The side issue is that the future orders bubble bursts and leaves a large glut of unsellable used planes will mean the credit guarantee will be called up and ExIm be exposed as another ‘too big to fail’ absurdity where the US taxpayers bail it out- as has happened before. The worry is it will be so much bigger than before.
The political interference is the outcome as canny Senators see a possible disaster coming and position themselves as ‘trying to stop it’
The deals that are going through are mostly smaller construction equipment, locomotives and such things, its only the expensive per item sales such as airliners that are blocked from approval.
I wonder how the values/lease rates of A321NEO and A321LR are holding up.
Goldman Sachs:
1. There is also a sizable supply of new and used lessor capacity available, competing with new orders. And lessor orders have slowed sharply. We think this all has negative implications for future production rates and pricing.
2. Historically, peaks in the overall lessor backlog have nearly always coincided with aircraft delivery downturns.

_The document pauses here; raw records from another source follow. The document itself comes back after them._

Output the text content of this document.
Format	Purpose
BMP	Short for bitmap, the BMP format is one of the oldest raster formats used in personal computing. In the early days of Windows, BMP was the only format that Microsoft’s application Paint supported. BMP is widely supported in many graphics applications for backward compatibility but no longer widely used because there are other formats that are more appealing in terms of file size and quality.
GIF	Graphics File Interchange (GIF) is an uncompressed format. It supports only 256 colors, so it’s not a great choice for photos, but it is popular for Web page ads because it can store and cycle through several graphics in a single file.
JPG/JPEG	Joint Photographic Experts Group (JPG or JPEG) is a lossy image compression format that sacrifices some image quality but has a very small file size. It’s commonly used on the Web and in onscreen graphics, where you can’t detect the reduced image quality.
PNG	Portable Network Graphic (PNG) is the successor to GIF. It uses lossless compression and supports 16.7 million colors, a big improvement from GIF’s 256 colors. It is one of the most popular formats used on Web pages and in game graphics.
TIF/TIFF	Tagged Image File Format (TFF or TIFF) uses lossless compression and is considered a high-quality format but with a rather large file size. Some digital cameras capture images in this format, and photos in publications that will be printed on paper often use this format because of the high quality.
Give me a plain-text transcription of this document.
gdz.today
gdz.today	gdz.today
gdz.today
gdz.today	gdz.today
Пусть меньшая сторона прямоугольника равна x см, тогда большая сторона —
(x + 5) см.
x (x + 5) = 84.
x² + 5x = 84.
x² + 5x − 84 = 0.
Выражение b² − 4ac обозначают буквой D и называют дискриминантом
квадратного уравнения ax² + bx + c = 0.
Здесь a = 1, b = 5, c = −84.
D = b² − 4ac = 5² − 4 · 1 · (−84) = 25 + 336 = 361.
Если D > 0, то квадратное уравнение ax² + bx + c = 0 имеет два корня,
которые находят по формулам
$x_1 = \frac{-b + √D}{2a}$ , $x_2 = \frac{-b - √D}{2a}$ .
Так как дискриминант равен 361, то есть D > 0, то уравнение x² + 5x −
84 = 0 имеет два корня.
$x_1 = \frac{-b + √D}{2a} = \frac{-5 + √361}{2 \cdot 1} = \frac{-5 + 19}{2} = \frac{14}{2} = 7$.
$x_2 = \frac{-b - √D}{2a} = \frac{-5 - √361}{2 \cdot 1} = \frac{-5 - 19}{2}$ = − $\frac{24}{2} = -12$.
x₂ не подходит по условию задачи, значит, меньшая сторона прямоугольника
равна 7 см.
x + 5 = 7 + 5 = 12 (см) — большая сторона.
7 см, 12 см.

3. Speculative lessor orders, lessor expiries, and unplaced lessor aircraft add an additional component to the oversupply picture that we believe is overlooked.

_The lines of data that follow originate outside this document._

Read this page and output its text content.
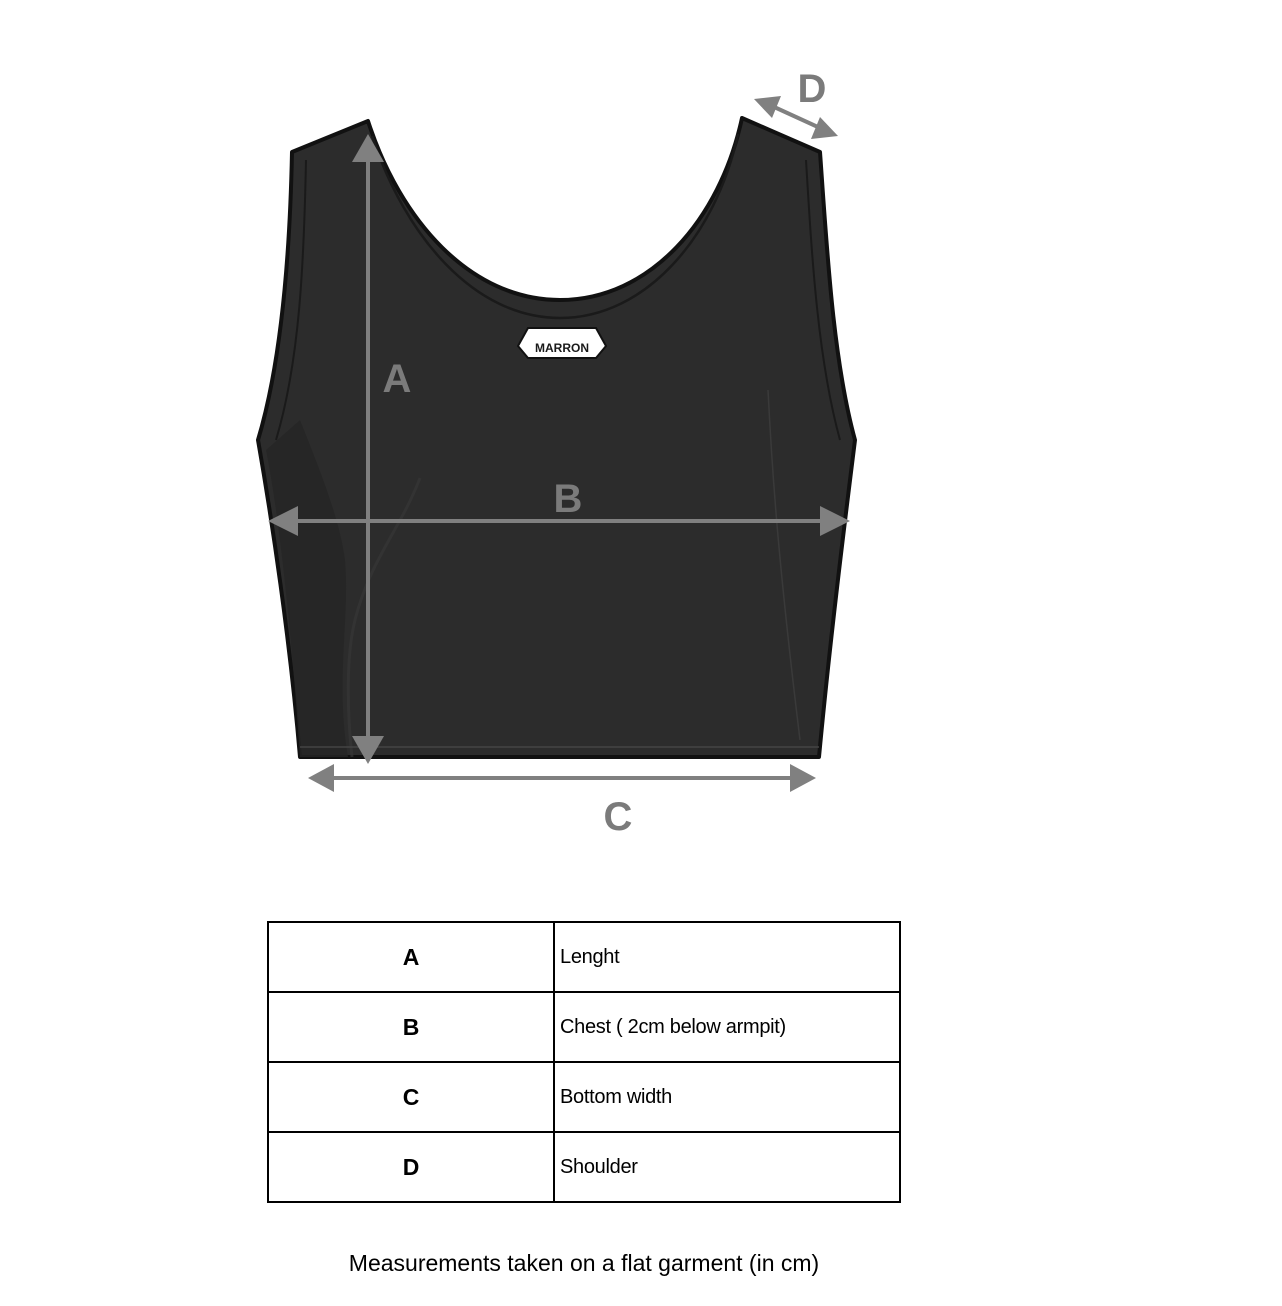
MARRON
A
B
C
D
A	Lenght
B	Chest ( 2cm below armpit)
C	Bottom width
D	Shoulder
Measurements taken on a flat garment (in cm)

THE WRITING IS ON THE WALL. Or at least in this thread.
I see a lot of ANA 767s coming through.
All those new airplanes making a lot of used aircraft, and those from ANA, JAL, SA etc are pristine condtion.
I expect its going to get a bit bloody as the bubble bursts.
The thing I have seen about bubbles in my all too many years (I look a lot like Scott poor guy) is that they take so long to burst, you think they are not going to and something has changed.
Then they burst and its, well they always burst.
What was it Greenburg said, Excessive Exuberance?
“I expect its going to get a bit bloody as the bubble bursts.”
My definition of a bubble is this: Inflated expectations, based on unrealistic assumptions. I am not convinced that this corresponds to what has been going on for more than a decade now. Rather, I would like to suggest that what we are witnessing today is a correction, big or small. Commercial aviation is not about to collapse, let alone burst, like the Dot-Com industry did at the turn of the new millenium. We are simply entering an economic downturn accompanied by a concomitant market readjustment that could have occurred independently but happen to coincide and therefore have a compounding effect. When we will emerge from this slowdown the situation will not have changed dramatically and we will still have the same duopoly. However, the Big Two may come to regret having purchased back shares that will now be worth less than what they paid for.
“Then they burst and its, well they always burst. ”
bubbles are driven by local resource competition that ignores some of the wider environment.
To the end of bubble growth you can not do a controlled but a timed bursting of the bubble. Seed a rumor the rest is done by herd instinct of the crowds involved.
One thing I do see is the thing about, well that doesn’t help much (when an order comes in)
But enough orders and its at least better.
Saudi has made a significant one and the Iran one could be (not holding my breath yet). All helps, may not be complete gap filler but it all also helps.
If I was Iran I would wait and snag new stuff cheap.
The deteriorating lease rates cannot be good for AirAsia and its leasing entity or Airbus for that matter. AirAsia has been trying to unload the leasing arm. I am guessing AirAsia sees the writing on the wall.
http://www.thestar.com.my/business/business-news/2016/07/18/airasia-leasing-unit-to-get-30pct-of-a321neo-order/
Airbus tends to pump a relatively high percentage of its production through the leasing channel so it has a lot to lose.
I think you bring an important point to the discussion. I would like to know what those percentages might be for both OEMs. It would be even better if these were broken down into narrowbody and widebody. Better still, for aircraft that are on order versus those that are presently in service; this way we could detect any new trend and it would give us an historical perspective.